CNPM : Un comité transitoire pour gérer la crise ?

Au sein du Conseil national du patronat du Mali (CNPM), la guerre des titans continue. Mamadou Sinsy Coulibaly, président sortant du Conseil CNPM et candidat à sa propre succession et Diadié dit Amadou Sankaré croisent le fer à travers une bataille judiciaire sans merci pour présider les destinées du CNPM. Comment mettre fin à la grave crise que traverse le Conseil National du Patronat du Mali(CNPM) ? Le 13 janvier dernier, dans un mémorandum, les décisions suivantes ont été prises par les groupements professionnels et les présidents des Conseils Patronaux de Régions : la mise en place d’un Comité de Crise en guise d’organe dirigeant pour une période transitoire; l’engagement des procédures administratives et juridiques nécessaires pour acter la mise en place d’une période transitoire au CNPM dont la durée sera fixée par l’Assemblée Générale; la mise en place d’un comité de relecture des textes du CNPM ; l’organisation d’une Assemblée Générale de validation des nouveaux textes et l’organisation d’une Assemblée Générale élective au terme de la transition.

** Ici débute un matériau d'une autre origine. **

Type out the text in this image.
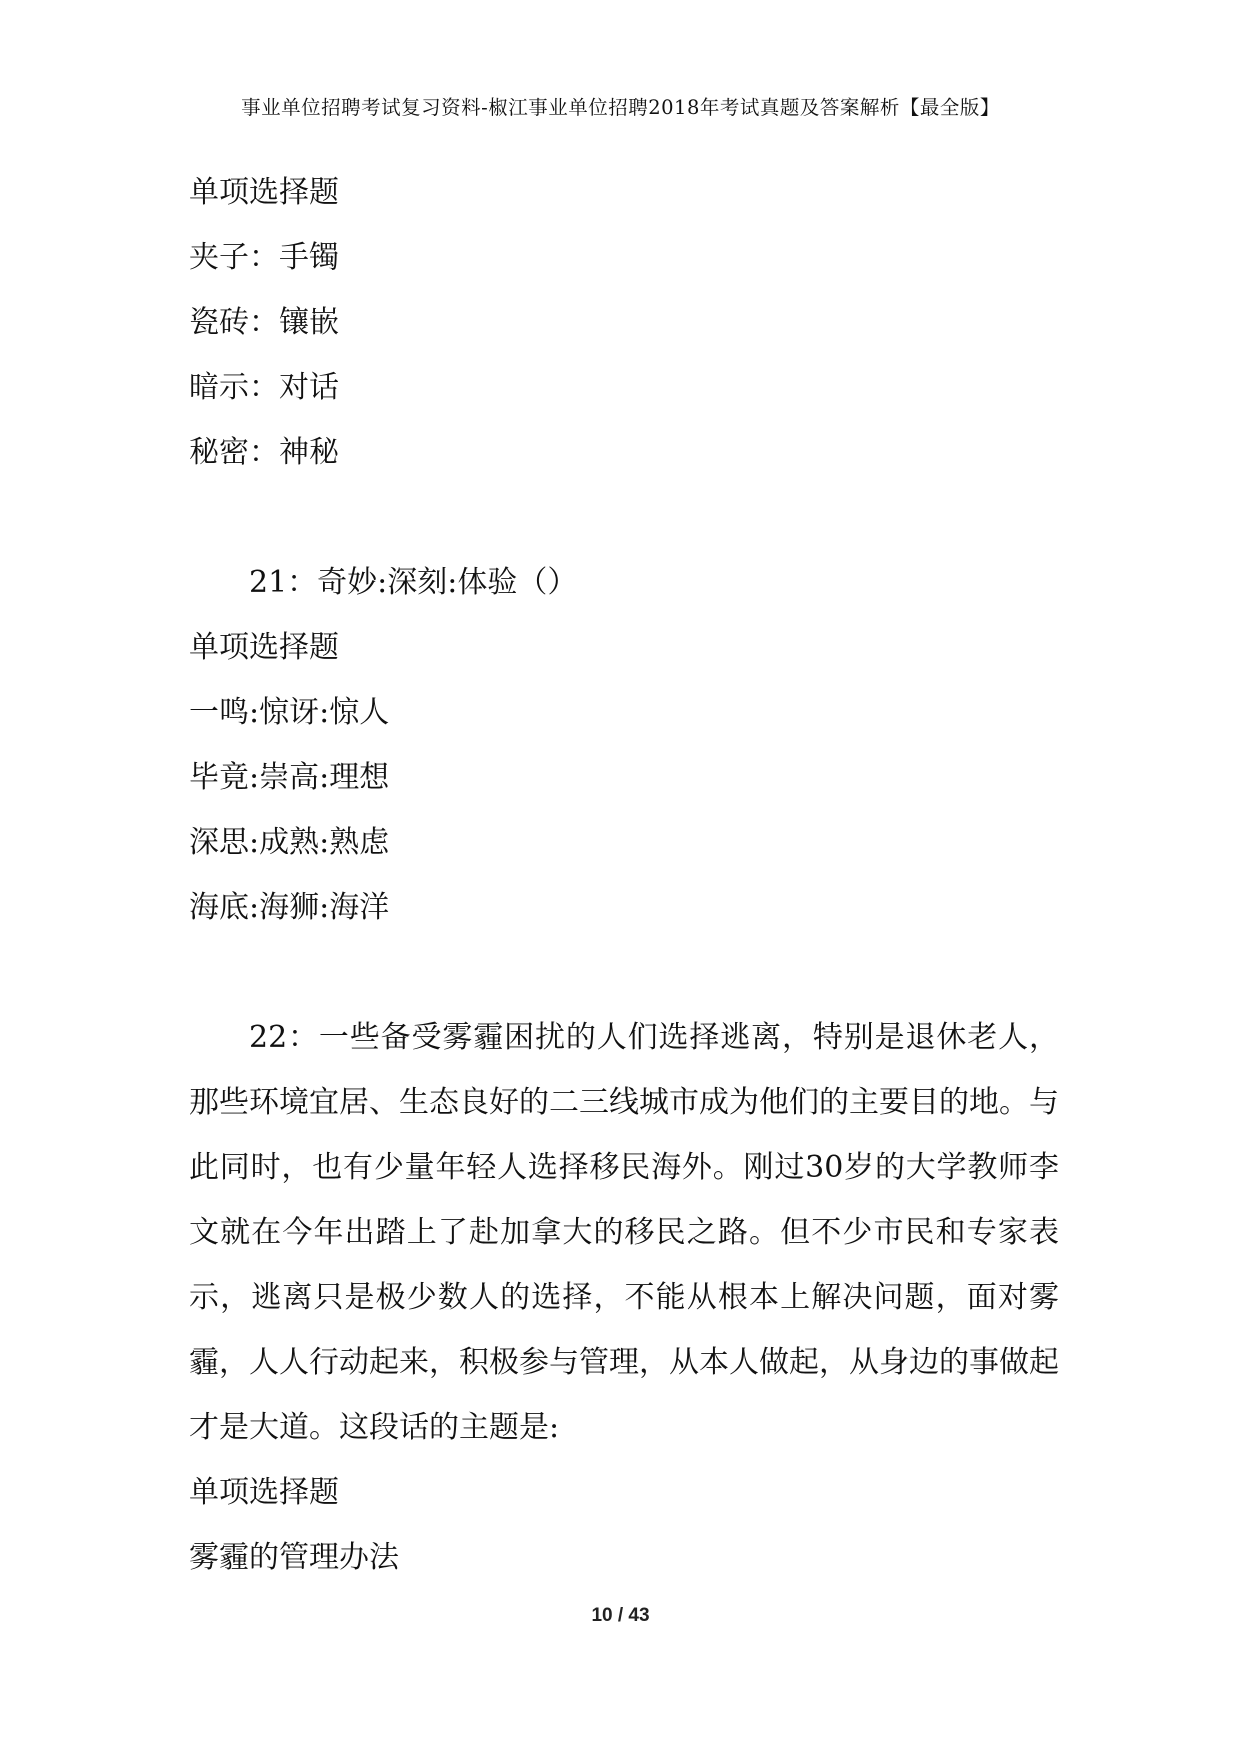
事业单位招聘考试复习资料-椒江事业单位招聘2018年考试真题及答案解析【最全版】
单项选择题
夹子：手镯
瓷砖：镶嵌
暗示：对话
秘密：神秘
21：奇妙:深刻:体验（）
单项选择题
一鸣:惊讶:惊人
毕竟:崇高:理想
深思:成熟:熟虑
海底:海狮:海洋
22：一些备受雾霾困扰的人们选择逃离，特别是退休老人，那些环境宜居、生态良好的二三线城市成为他们的主要目的地。与此同时，也有少量年轻人选择移民海外。刚过30岁的大学教师李文就在今年出踏上了赴加拿大的移民之路。但不少市民和专家表示，逃离只是极少数人的选择，不能从根本上解决问题，面对雾霾，人人行动起来，积极参与管理，从本人做起，从身边的事做起才是大道。这段话的主题是:
单项选择题
雾霾的管理办法
10 / 43
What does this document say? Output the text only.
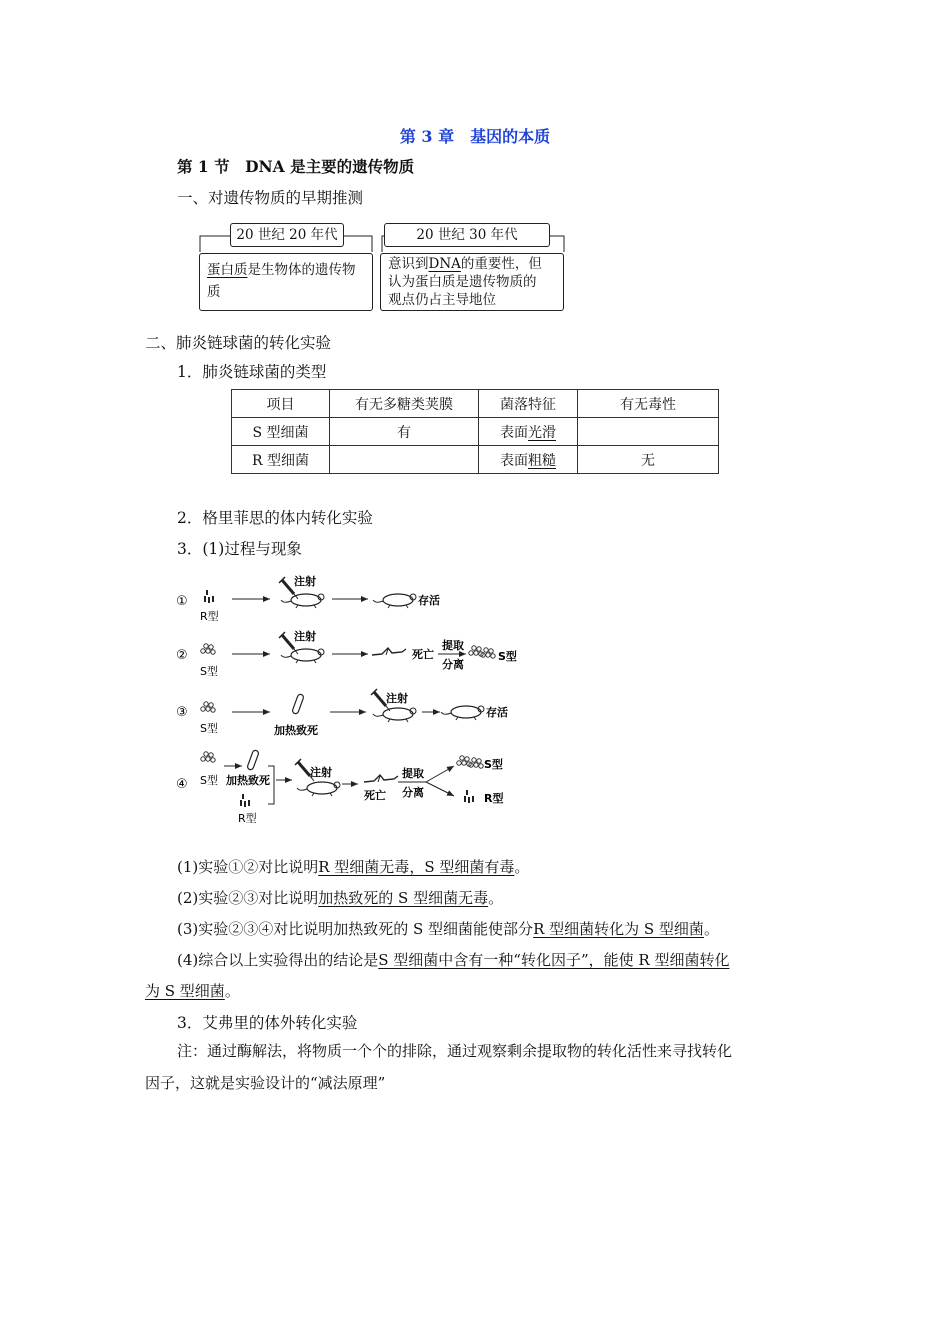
第 3 章　基因的本质
第 1 节　DNA 是主要的遗传物质
一、对遗传物质的早期推测
20 世纪 20 年代	20 世纪 30 年代
蛋白质是生物体的遗传物质
意识到DNA的重要性，但
认为蛋白质是遗传物质的
观点仍占主导地位
二、肺炎链球菌的转化实验
1．肺炎链球菌的类型
项目	有无多糖类荚膜	菌落特征	有无毒性
S 型细菌	有	表面光滑	
R 型细菌		表面粗糙	无
2．格里菲思的体内转化实验
3．(1)过程与现象
①
R型
注射
存活
②
S型
注射
死亡
提取
分离
S型
③
S型	加热致死
注射
存活
④ S型 加热致死
R型
注射
死亡
提取
分离
S型
R型
(1)实验①②对比说明R 型细菌无毒，S 型细菌有毒。
(2)实验②③对比说明加热致死的 S 型细菌无毒。
(3)实验②③④对比说明加热致死的 S 型细菌能使部分R 型细菌转化为 S 型细菌。
(4)综合以上实验得出的结论是S 型细菌中含有一种“转化因子”，能使 R 型细菌转化
为 S 型细菌。
3．艾弗里的体外转化实验
注：通过酶解法，将物质一个个的排除，通过观察剩余提取物的转化活性来寻找转化
因子，这就是实验设计的“减法原理”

Selon le mémorandum signé par les groupements professionnels membres du CNPM et les conseils patronaux de régions membres du CNPM, la crise actuelle du CNPM est née à la suite de l’organisation des élections de renouvellement de mandat du bureau du CNPM, vu que le mandat de l’ancien bureau arrivait à terme le 09 octobre 2020. Faute de consensus, deux listes de bureau se réclament la légitimité de diriger le patronat. Ce qui met le CNPM dans une situation de crise sans précédent. Malgré toutes les tentatives de conciliation, les parties n’ont pu trouver une solution commune de sortie de crise. De fait, elles ont plongé le CNPM dans un nœud gordien avec son corollaire de feuilleton judiciaire et quelquefois de scènes de violence. Toute chose qui, loin d’honorer l’image de la faitière du Secteur Privé, accentue les dissensions et les clivages. Nous  avons  donc  aujourd’hui  deux  bureaux  et  deux  Présidents du CNPM qui revendiquent tous la légalité et la légitimité en qualité d’organe dirigeant du CNPM. Chacun de ses bureaux ayant à la fois ses supporteurs et ses détracteurs au sein des membres du CNPM. Les  procédures  judiciaires  en  cours  prendront  des  années  avant  d’aboutir  à  des  décisions  définitives  exécutoires. Pour les groupements professionnels et les présidents des Conseils Patronaux de Régions, la situation actuelle du CNPM a eu plusieurs conséquences autant pour le Secteur Privé que pour le pays telles : la perte de crédibilité et d’influence, le déficit de défense des intérêts du secteur privé,  d’énormes pertes quant aux acquis syndicaux, l’absence de débats économiques, le déficit de stratégies économiques, la démobilisation des investissements, la marginalisation du secteur privé etc.

Comité transitoire

Que faire aujourd’hui pour sauver le CNPM ? Les présidents des groupements professionnels et les conseils patronaux des régions se sont penchés sur la question. Ils ont, dans leur mémorandum, pris les mesures suivantes : la mise en place d’un Comité de Crise en guise d’organe dirigeant pour une période  transitoire ; l’engagement des procédures administratives et juridiques nécessaires pour acter la mise en place d’une période transitoire au CNPM dont la durée sera fixée par l’Assemblée Générale ; la mise en place d’un comité de relecture des textes du CNPM ; l’organisation d’une Assemblée Générale de validation des nouveaux textes ; l’organisation d’une Assemblée Générale élective au terme de la transition. «  Il  s’agit  donc  pour  les  Présidents  des  Groupements  Professionnels  et  des  Conseils  Patronaux  de  Région  de  prendre leur responsabilité face à l’histoire, de sauver leur instrument de travail, de préserver l’avenir pour ne pas handicaper les nouvelles générations d’entrepreneurs du Mali», lit-on dans le mémorandum.  Le comité de crise sera composé de 7 membres représentants des groupements professionnels et conseils patronaux des régions membres du CNPM. Il est présidé par Soya Golfa, le président du groupement des commerçants du Mali(GCM).